Dabei schildert der Autor plastisch das Internatsleben, bei dem es in diesen Kapiteln vor allem um Auseinandersetzungen zwischen den jungen Burschen geht und weniger um den Kampf mit den „Patres”: Freundschaft, Rivalität, Brutalität – und echte philosophische Fragen. Die feinen Mechanismen der inneren Abgrenzung, des Versteckens und der Tarnung des Einzelnen gegenüber den „Anderen” kommen ausführlich zur Sprache. Immer wieder versteht es der Autor, köstliche Sprach – Bonbons in den Text zu streuen, die den Leser aufhorchen lassen.

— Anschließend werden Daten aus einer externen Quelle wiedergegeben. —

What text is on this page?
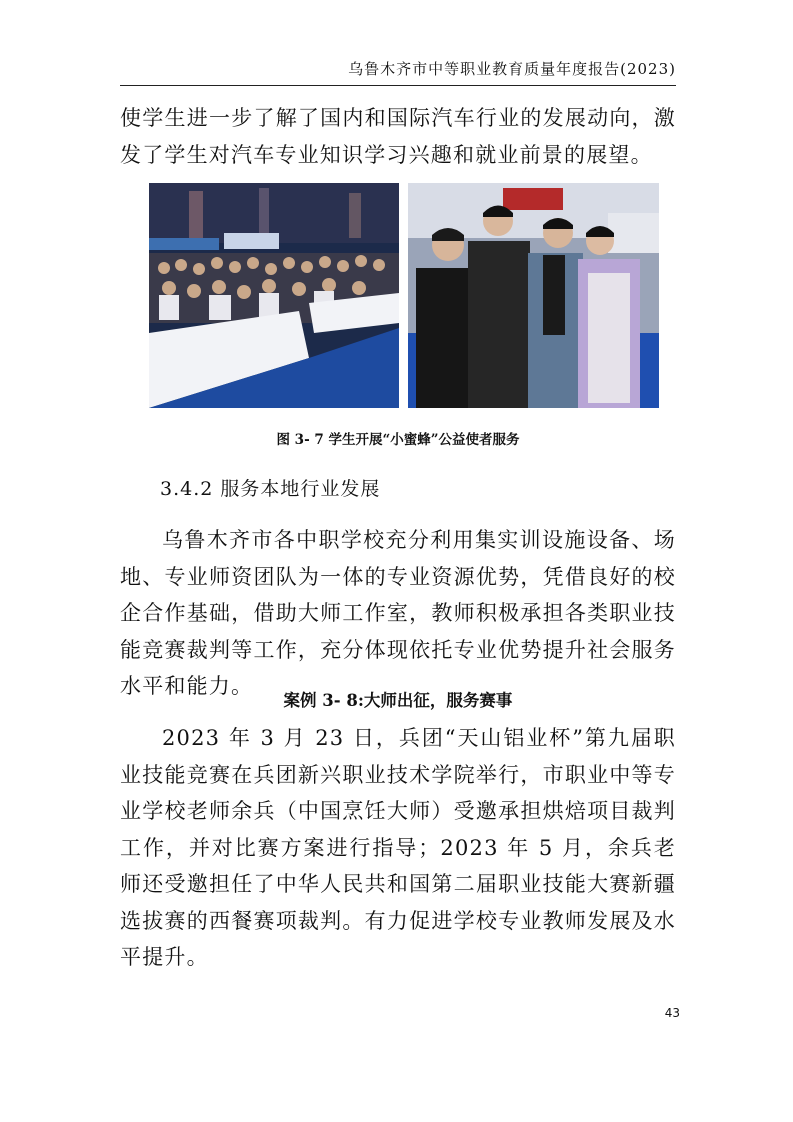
乌鲁木齐市中等职业教育质量年度报告(2023)
使学生进一步了解了国内和国际汽车行业的发展动向，激发了学生对汽车专业知识学习兴趣和就业前景的展望。
图 3- 7 学生开展“小蜜蜂”公益使者服务
3.4.2 服务本地行业发展
乌鲁木齐市各中职学校充分利用集实训设施设备、场地、专业师资团队为一体的专业资源优势，凭借良好的校企合作基础，借助大师工作室，教师积极承担各类职业技能竞赛裁判等工作，充分体现依托专业优势提升社会服务水平和能力。
案例 3- 8:大师出征，服务赛事
2023 年 3 月 23 日，兵团“天山铝业杯”第九届职业技能竞赛在兵团新兴职业技术学院举行，市职业中等专业学校老师余兵（中国烹饪大师）受邀承担烘焙项目裁判工作，并对比赛方案进行指导；2023 年 5 月，余兵老师还受邀担任了中华人民共和国第二届职业技能大赛新疆选拔赛的西餐赛项裁判。有力促进学校专业教师发展及水平提升。
43
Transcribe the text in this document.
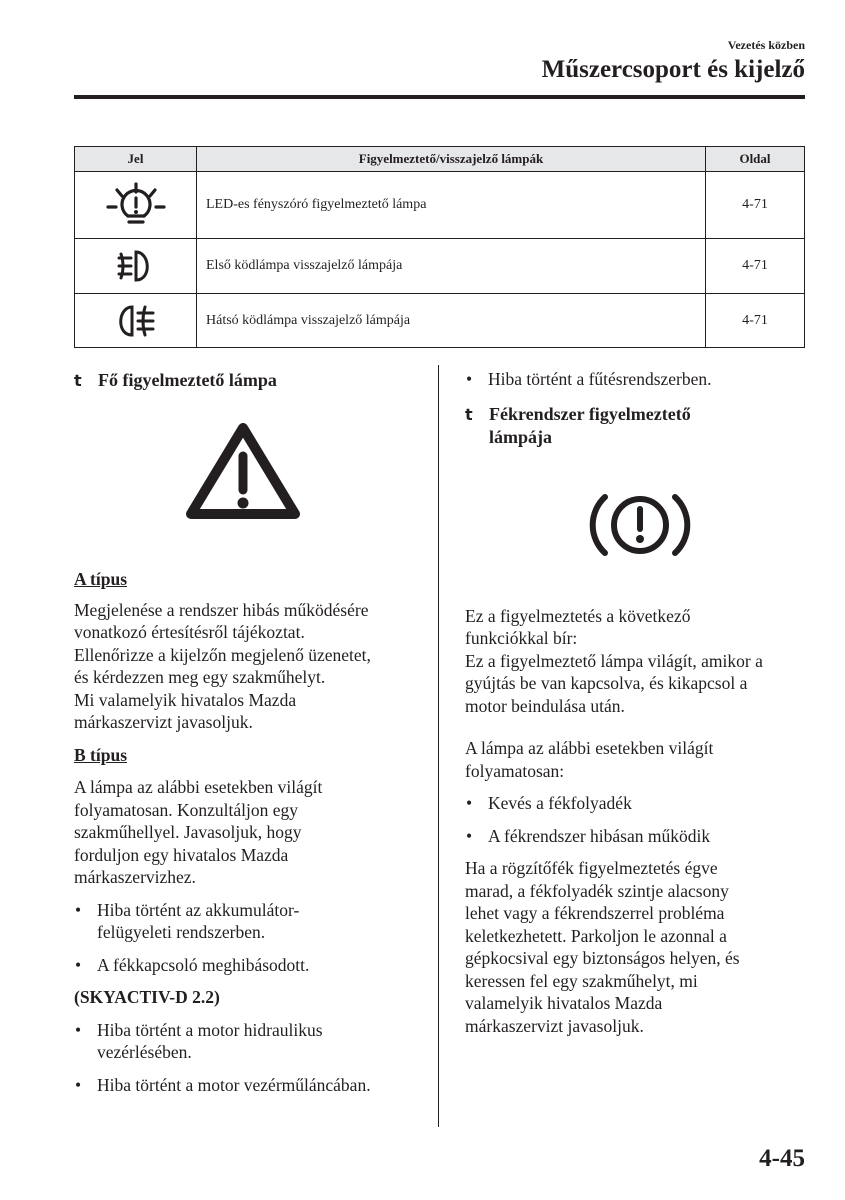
Vezetés közben
Műszercsoport és kijelző
Jel	Figyelmeztető/visszajelző lámpák	Oldal

	LED-es fényszóró figyelmeztető lámpa	4-71

	Első ködlámpa visszajelző lámpája	4-71

	Hátsó ködlámpa visszajelző lámpája	4-71
t Fő figyelmeztető lámpa

A típus

Megjelenése a rendszer hibás működésére

vonatkozó értesítésről tájékoztat.

Ellenőrizze a kijelzőn megjelenő üzenetet,

és kérdezzen meg egy szakműhelyt.

Mi valamelyik hivatalos Mazda

márkaszervizt javasoljuk.

B típus

A lámpa az alábbi esetekben világít

folyamatosan. Konzultáljon egy

szakműhellyel. Javasoljuk, hogy

forduljon egy hivatalos Mazda

márkaszervizhez.

• Hiba történt az akkumulátor-

felügyeleti rendszerben.

• A fékkapcsoló meghibásodott.

(SKYACTIV-D 2.2)

• Hiba történt a motor hidraulikus

vezérlésében.

• Hiba történt a motor vezérműláncában.

• Hiba történt a fűtésrendszerben.

t Fékrendszer figyelmeztető

lámpája

Ez a figyelmeztetés a következő

funkciókkal bír:

Ez a figyelmeztető lámpa világít, amikor a

gyújtás be van kapcsolva, és kikapcsol a

motor beindulása után.

A lámpa az alábbi esetekben világít

folyamatosan:

• Kevés a fékfolyadék

• A fékrendszer hibásan működik

Ha a rögzítőfék figyelmeztetés égve

marad, a fékfolyadék szintje alacsony

lehet vagy a fékrendszerrel probléma

keletkezhetett. Parkoljon le azonnal a

gépkocsival egy biztonságos helyen, és

keressen fel egy szakműhelyt, mi

valamelyik hivatalos Mazda

márkaszervizt javasoljuk.

4-45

Höhepunkt der Grausamkeiten: Das „Aufsaugen” des Speichels ( bayerisch „Lungenharing”) eines Mitschülers vom Erdboden, das paradoxerweise den Leckenden nicht als Speichellecker sondern als Helden dastehen lässt. Die erlesenen Momente des Gebets im Klostergarten schienen aber dem Publikum noch mehr gelungen. Der Text vergleicht das Internat mit einem „Hohlen Baum”. Der Kampf um Geld, Haarlänge, Tanzpartnerinnen, Rang und Macht – dies alles spielt eine Rolle. Dem Autor kommt es aber auch auf Thesen an, wie etwa die mehrfachen pädagogischen Umwälzungen des autoritären Kloster- Stils in den 70er Jahren oder die innere „Bezugslosigkeit“ seiner Hauptfigur. Die Zuhörer verlangten dagegen eher Spannungsbogen, plastische Details und Dialoge – ein typischer Arbeitsabend im MLb, wie er sonst nirgendwo in der Stadt geboten wird.